Euphoria was in the air Tuesday morning, as the headlines screamed that Israel took over a Hizbullah stronghold without any IDF casualties. Despair replaced that feeling Wednesday morning, with reports of the bitter battle in Bint Jbail that left a number of soldiers dead.
It is critical to keep one's perspective, and this perspective has two key components: first, that this is a war, and in a war soldiers get killed; and secondly, that the IDF - as good as it is - is not omnipotent.
A mythic aura has been created about the IDF over the years, an aura that posits that if the political echelon would just loosen the reins, let the army do what it knows and wants to do, then the IDF could pretty much have its way and make short order of any adversary.
"Let the army win," was a popular cry over the last few years during the worst days of the Palestinian terrorism.
Now the political echelon is letting the army win, indeed giving it the green light and the time to do what it needs to significantly slam Hizbullah and change the reality there for generations.
But the work is not easy. If you solely use airpower, then the critics say you can't beat Hizbullah from the air and that you need to introduce ground troops. But when you introduce ground troops, and there are loses, as their inevitably will be, the critics question your wisdom and warn once again of sinking into the "Lebanese morass." It's a no-win situation.
Yet this is a war that Israel must win, and decisively.
There is no reason to repeat what many have written over the last two weeks: that this war, yet unnamed, is an extension of the 1948 Independence War that has never really ended - a war for the country's right to be here, a right denied by Hizbullah and its masters in Iran.
But even if Hizbullah does not at this time pose an existential threat to the country - Hizbullah will not throw us into the sea - Israel needs to win this war, and deliver a punishing blow to Hizbullah, for another key reason: to preserve our status as a key strategic US ally.
Prime Minster Ehud Olmert has said on a number of occasions since the fighting started two weeks ago that the whole Arab world is watching, and the outcome of this conflict will have wide-ranging ramifications for the region.
But not only are the Islamic countries watching, so is the US.
Beyond all the talk about how the US supports Israel because it is the only democracy in the Middle East and because of shared values, the US supports Israel because it sees Israel as an important component of its own national security dogma, an American bridgehead in a region hostile to the US.
As such, Washington is watching to see how we do. The US wants to see Hizbullah weakened badly; it wants to see Damascus weakened badly; it wants to see Iran suffer the loss of a key proxy. This is in their interest.
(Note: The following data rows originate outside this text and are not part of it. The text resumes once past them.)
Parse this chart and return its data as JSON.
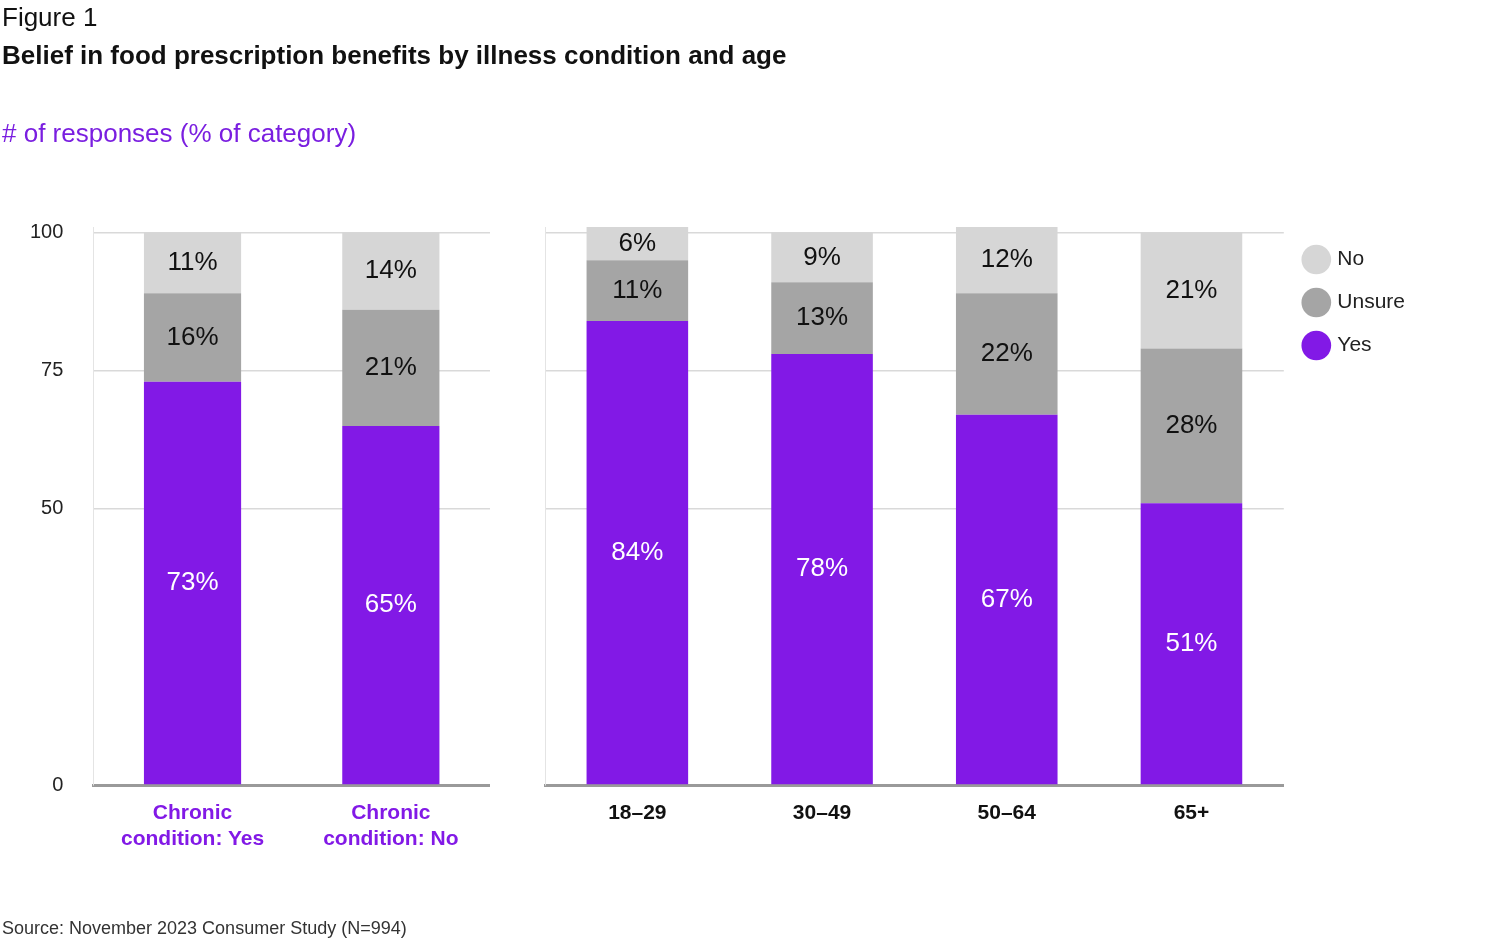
{
  "chart_data": [
    {
      "type": "bar",
      "title": "Figure 1",
      "subtitle": "Belief in food prescription benefits by illness condition and age",
      "ylabel": "# of responses (% of category)",
      "stacked": true,
      "grid": "y",
      "categories": [
        "Chronic condition: Yes",
        "Chronic condition: No"
      ],
      "series": [
        {
          "color": "#8219e6",
          "values": [
            73,
            65
          ],
          "value_labels": [
            "73%",
            "65%"
          ]
        },
        {
          "color": "#a5a5a5",
          "values": [
            16,
            21
          ],
          "value_labels": [
            "16%",
            "21%"
          ]
        },
        {
          "color": "#d6d6d6",
          "values": [
            11,
            14
          ],
          "value_labels": [
            "11%",
            "14%"
          ]
        }
      ],
      "ylim": [
        0,
        101
      ],
      "yticks": [
        0,
        50,
        75,
        100
      ],
      "annotations": [
        "Source: November 2023 Consumer Study (N=994)"
      ]
    },
    {
      "type": "bar",
      "stacked": true,
      "grid": "y",
      "legend": "top right",
      "tick_labels": "x",
      "categories": [
        "18–29",
        "30–49",
        "50–64",
        "65+"
      ],
      "series": [
        {
          "name": "Yes",
          "color": "#8219e6",
          "values": [
            84,
            78,
            67,
            51
          ],
          "value_labels": [
            "84%",
            "78%",
            "67%",
            "51%"
          ]
        },
        {
          "name": "Unsure",
          "color": "#a5a5a5",
          "values": [
            11,
            13,
            22,
            28
          ],
          "value_labels": [
            "11%",
            "13%",
            "22%",
            "28%"
          ]
        },
        {
          "name": "No",
          "color": "#d6d6d6",
          "values": [
            6,
            9,
            12,
            21
          ],
          "value_labels": [
            "6%",
            "9%",
            "12%",
            "21%"
          ]
        }
      ],
      "ylim": [
        0,
        101
      ],
      "yticks": [
        0,
        50,
        75,
        100
      ]
    }
  ]
}
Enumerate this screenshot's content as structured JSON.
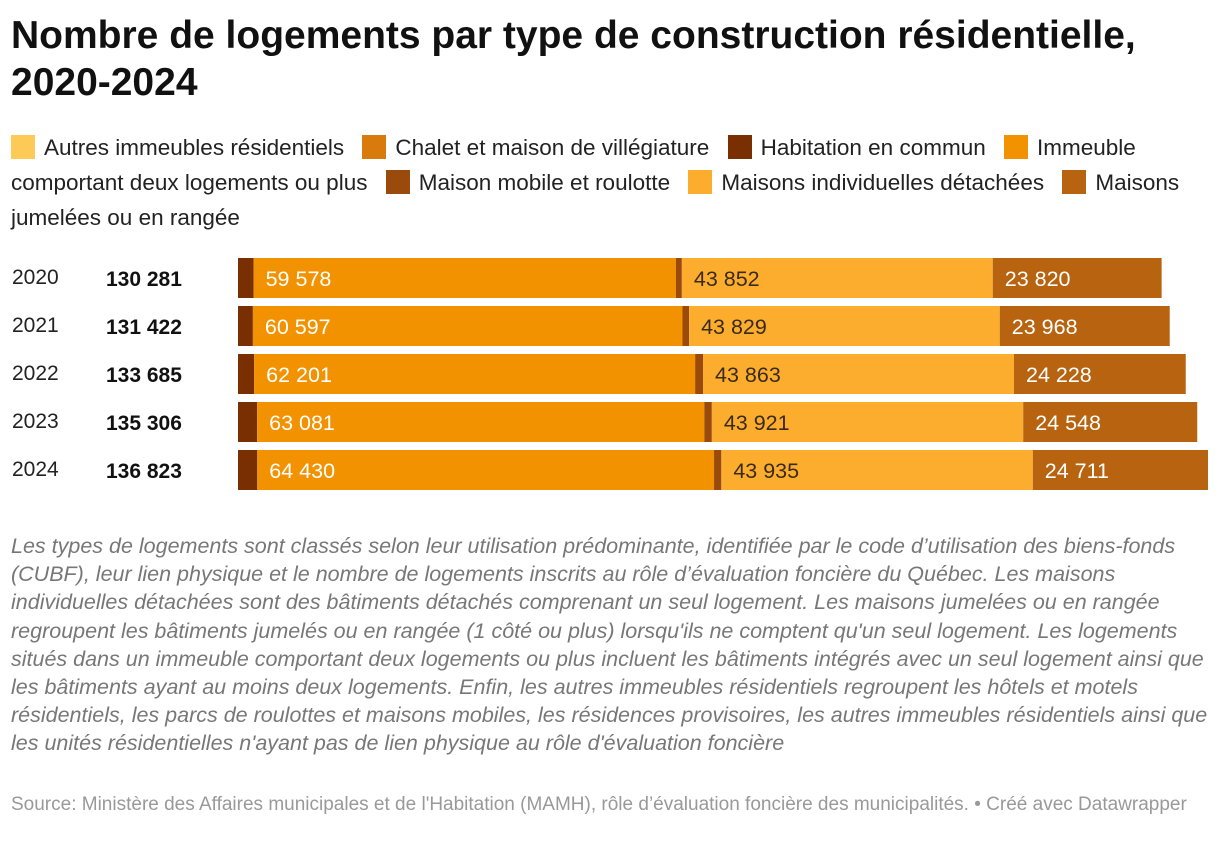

This will help their own efforts in Iraq.
A democratic Lebanon, something impossible with a strong Hizbullah and Syrian meddling, will enhance the American status in the region, a status that is declining with each passing Iraqi day.
It's a safe bet to assume that in Washington they are watching very carefully how this war is going, and whether Israel is able to deliver the knockout punch to Hizbullah that the US wants to see delivered. Washington is watching and judging Israel to see how effective a strategic asset Israel really is.
Israel needs to deliver Hizbullah a resounding defeat for many different reasons: not the least of which is to preserve its strategic position in the eyes of the Americans. And that is an existential imperative.